In a window she sits with her brood, four woven purses of silk that hold a galaxy of her sons and daughters.  She adroitly moves in the tangled architecture of the web, a labyrinth of rooms and corridors with a map known only to her.  She is sure of foot despite her large and bulbous abdomen.  She has taken the strategic position near a porch light – she’s no fool.  Food must come to her, and food always comes to the light.  She is the common house spider and she is a friend of yours.

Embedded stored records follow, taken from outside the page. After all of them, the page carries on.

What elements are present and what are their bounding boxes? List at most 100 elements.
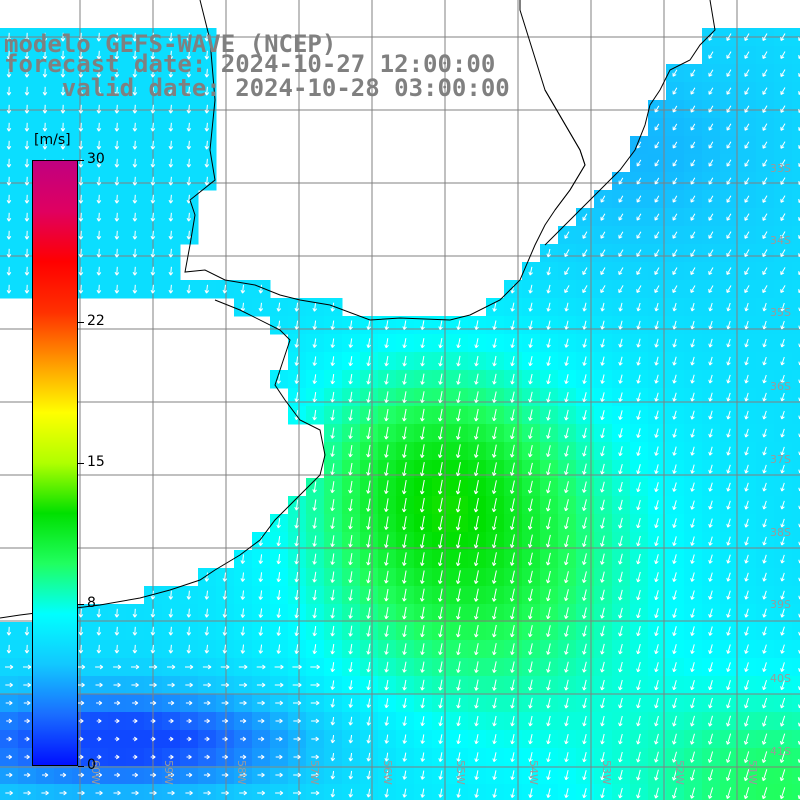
wind-arrow [114,626,120,636]
wind-arrow [546,356,551,367]
wind-arrow [707,751,714,763]
wind-arrow [294,499,299,511]
wind-arrow [95,664,104,670]
lon-label: 51W [746,760,759,785]
wind-arrow [186,644,192,654]
wind-arrow [455,462,461,477]
wind-arrow [437,552,443,567]
wind-arrow [708,733,713,745]
wind-arrow [690,554,695,564]
wind-arrow [582,535,587,547]
wind-arrow [636,320,641,330]
wind-arrow [186,140,192,150]
wind-arrow [762,87,768,95]
wind-arrow [402,462,407,477]
wind-arrow [312,481,317,493]
wind-arrow [546,248,551,258]
wind-arrow [545,498,551,512]
wind-speed-cell [792,694,800,713]
wind-arrow [312,374,317,385]
wind-arrow [42,50,48,60]
wind-arrow [492,338,497,349]
lon-label: 54W [527,760,540,785]
wind-arrow [600,427,605,439]
wind-arrow [546,733,551,745]
wind-arrow [654,374,659,384]
wind-arrow [491,444,497,458]
wind-arrow [780,374,785,384]
wind-arrow [384,698,389,709]
wind-arrow [168,140,174,150]
wind-arrow [780,302,785,312]
wind-arrow [330,391,335,403]
wind-arrow [150,194,156,204]
wind-arrow [744,105,750,113]
wind-arrow [348,788,354,798]
wind-arrow [330,643,335,655]
wind-arrow [6,718,13,724]
wind-arrow [42,32,48,42]
wind-speed-cell [306,784,325,800]
wind-arrow [726,177,732,185]
wind-arrow [582,285,588,294]
wind-arrow [654,733,659,745]
wind-arrow [420,788,425,798]
wind-arrow [23,790,31,796]
wind-arrow [456,716,461,727]
wind-arrow [24,140,30,150]
colorbar-tick-label: 8 [87,595,96,612]
wind-arrow [600,195,606,203]
wind-arrow [546,409,551,421]
wind-arrow [708,356,713,366]
wind-arrow [654,249,660,257]
wind-arrow [564,715,569,727]
wind-arrow [6,176,12,186]
wind-arrow [258,644,264,654]
wind-arrow [582,267,588,275]
wind-arrow [438,770,443,780]
wind-arrow [725,751,732,763]
wind-arrow [618,392,623,402]
wind-arrow [240,754,247,760]
wind-arrow [726,123,732,131]
wind-arrow [366,570,371,584]
wind-arrow [438,788,443,798]
wind-arrow [491,498,497,513]
wind-arrow [618,285,624,294]
wind-arrow [762,428,767,438]
wind-arrow [636,787,641,799]
wind-arrow [348,589,353,601]
wind-arrow [528,266,533,276]
wind-speed-cell [792,424,800,443]
wind-arrow [168,176,174,186]
wind-arrow [96,644,102,654]
wind-arrow [366,409,371,422]
wind-arrow [690,338,695,348]
wind-arrow [311,772,320,778]
wind-arrow [132,50,138,60]
wind-arrow [96,194,102,204]
wind-arrow [636,428,641,438]
wind-arrow [582,751,587,763]
wind-arrow [672,644,677,655]
wind-arrow [690,267,696,275]
wind-arrow [348,770,354,780]
wind-arrow [96,626,102,636]
wind-arrow [150,230,156,240]
wind-arrow [204,104,210,114]
wind-arrow [762,320,767,330]
wind-arrow [528,391,533,403]
wind-arrow [150,266,156,276]
wind-arrow [366,391,371,403]
wind-arrow [114,50,120,60]
wind-arrow [762,51,768,59]
wind-arrow [618,769,623,781]
wind-arrow [312,535,317,547]
wind-arrow [654,626,659,637]
wind-arrow [384,426,389,440]
wind-arrow [564,427,569,439]
wind-arrow [780,51,786,59]
wind-arrow [761,751,768,763]
wind-arrow [528,733,533,745]
wind-arrow [744,177,750,185]
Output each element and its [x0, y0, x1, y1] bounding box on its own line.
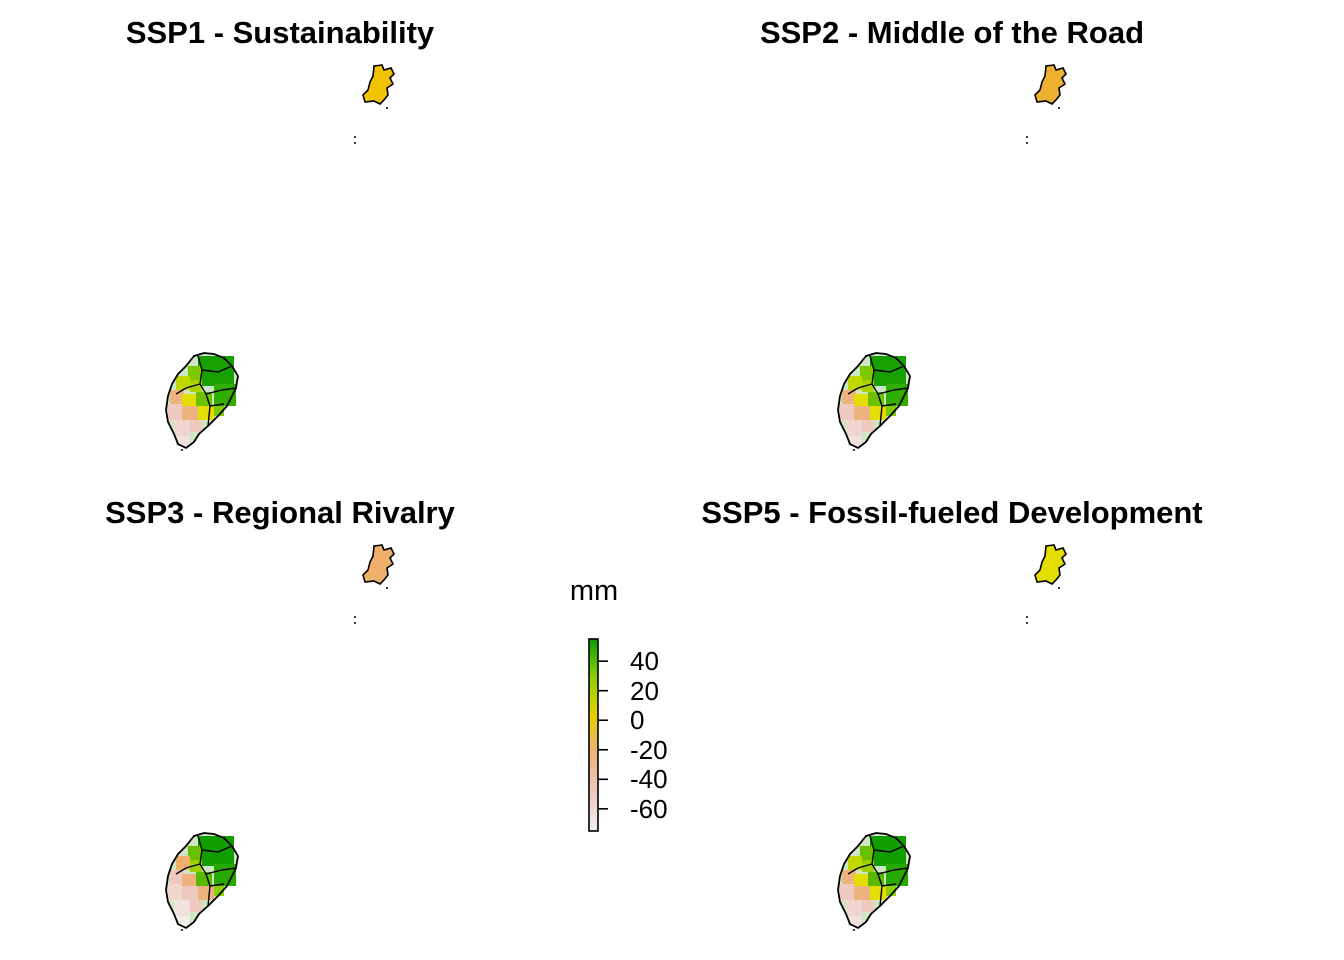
panel-title: SSP3 - Regional Rivalry [105, 495, 455, 530]
legend-tick-label: -60 [630, 793, 668, 824]
legend-tick-label: -20 [630, 734, 668, 765]
principe-island-map [1034, 64, 1067, 109]
sao-tome-island-map [837, 352, 911, 451]
legend-color-bar [588, 638, 608, 832]
sao-tome-island-map [165, 352, 239, 451]
panel-title: SSP1 - Sustainability [125, 15, 435, 50]
legend-tick-label: 0 [630, 705, 645, 736]
legend-tick-label: -40 [630, 764, 668, 795]
sao-tome-island-map [837, 832, 911, 931]
panel-title: SSP5 - Fossil-fueled Development [701, 495, 1203, 530]
islet-marker [354, 136, 356, 144]
principe-island-map [362, 64, 395, 109]
principe-island-map [362, 544, 395, 589]
islet-marker [1026, 136, 1028, 144]
legend-tick-label: 20 [630, 675, 659, 706]
islet-marker [1026, 616, 1028, 624]
islet-marker [354, 616, 356, 624]
principe-island-map [1034, 544, 1067, 589]
legend-title: mm [569, 575, 619, 607]
legend-tick-label: 40 [630, 646, 659, 677]
panel-title: SSP2 - Middle of the Road [759, 15, 1145, 50]
sao-tome-island-map [165, 832, 239, 931]
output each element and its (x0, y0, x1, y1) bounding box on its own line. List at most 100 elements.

I found this lady house spider [Achaearanae tepidariorum (=Parasteatoda tepidariorum), I’ll admit that ‘house spider’ is easier to say]  in the window.  Her egg cases are spun silk, silk  from her brown mottled globe of an abdomen.  As you can see, a small galaxy of spiderlings has emerged, shimmering in the web.  Within a week or two these spiderlings will leave home to try to make it on their own.  They leave home via ballooning, a process by which each spiderling releases a silken thread from its abdomen and is picked up by the fingers of the wind and carried off.  So close your mouth when you bike, you  don’t want spiderlings in there.  If you’re not familiar with the process of ballooning, then I am so sorry your parents abused you and kept you from reading Charlotte’s Web (Charlotte was not a house spider, she was a weaving spider). 

Common house spiders are in the cob-web spider family.  It’s okay that you call all spider webs ‘cob-webs.’  To most, including the dictionary, it’s correct.  To a fancy spider-ologist (aka arachnologist), however, a cob-web is one  with a three-dimensional  architecture of tangles.  The name of the cob-web spider family, Theridiidae, may not mean anything to you (unless you are one of those fancy spider-ologists,), but this name might, BLACK WIDOW.  Mwahahahahahahahahahaha.  Ahem.  The black widow spider is also in this family, with her globular, shiny boot-black abdomen adorned with the red hour glass to indicate that your time has come.  Well, hopefully not.  Their bites are painful and not always fatal, but they can be.  So go to the doctor if a black widow bites you.  Common house spiders are not fatal to humans.  A bite may surprise you, but you shouldn’t have been touching the spider in the first place.

House spiders are common in the eaves, doorways, windows, and corners of houses.  Any corner will do.  You may consider them pests, but they do eat those insects that you just let in the house as you came in the door.  You may consider their dust-covered webs unsightly and only appropriate for Halloween.  I ask you then, what is more unsightly, a dusty cob-web or flies in your butter?  I say cob-webs are not the sign of an unkempt house, but a healthy one.  But if you must remove them, before you jam the unkind end of the broom into the web, catch the resident in a jar and put her under the porch.  Or in a barn perhaps.  Maybe one with a pig.